Date: 2020-07-09T16:38:11
Newsgroup: comp.protocols.tcp-ip.compact-subspaces
Message-ID: <a50438d45cf11695@shitpost.plover.com>
Content-Type: text/shitpost

Finite sets are always compact. Suppose we have an infinite compact space. Is it possible that the only compact proper subspaces that it possesses are the finite ones? The answer turns out to be no. Every infinite compact space has an infinite compact proper subspace. So by repetition, every infinite compact space has an infinite descending chain of compact subspaces.

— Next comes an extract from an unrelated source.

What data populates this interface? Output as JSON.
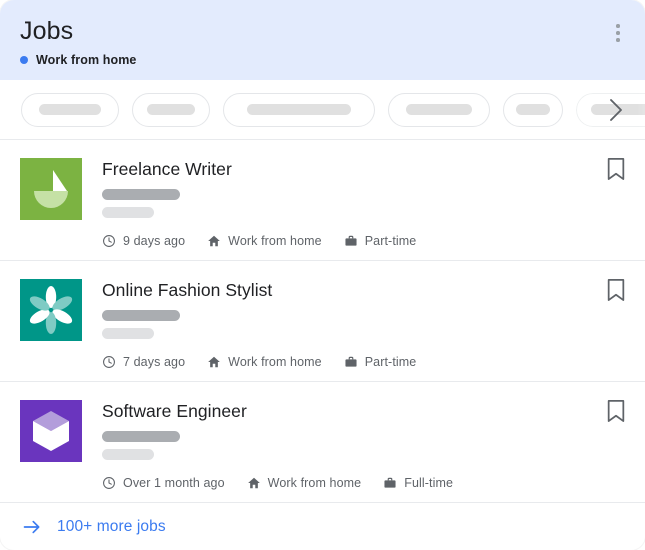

I thought hey, here we have a partial order (of infinite compact subspaces) in which every descending chain has a lower bound, so we can apply Zorn's lemma… except no, not every chain has a lower bound, what was I thinking? If we include the finite subspaces then every chain does have a lower bound and we can apply Zorn's lemma, but the result is the empty subspace so that was not useful.

Interesting: The example of !![0,1]!! shows that you can't always obtain a smaller compact subspace by deleting a finite set from the original space.

The compact subspaces of an infinite compact set form a rather interesting lattice structure. At the bottom are the finite subsets, arranged like a very ordinary Boolean lattice, but with no maximum element. (Isn't there a name for a complete associative lattice that may or may not have a maximum element?) Floating above this are the infinite compact subspaces, in which there are no minimal elements, and the original space at the top.

Consider just a relatively simple example. Let !!X!! be the one-point compactification of the natural numbers. That is, $$X = \Bbb N \cup {\infty}$$ where a subset !!G!! of !!X!! is open if and only if !!G!! is a finite set that does not contain !!∞!! or !!G!! is a cofinite set that does contain !!∞!!. An infinite compact subspace of !!X!! must contain !!∞!!.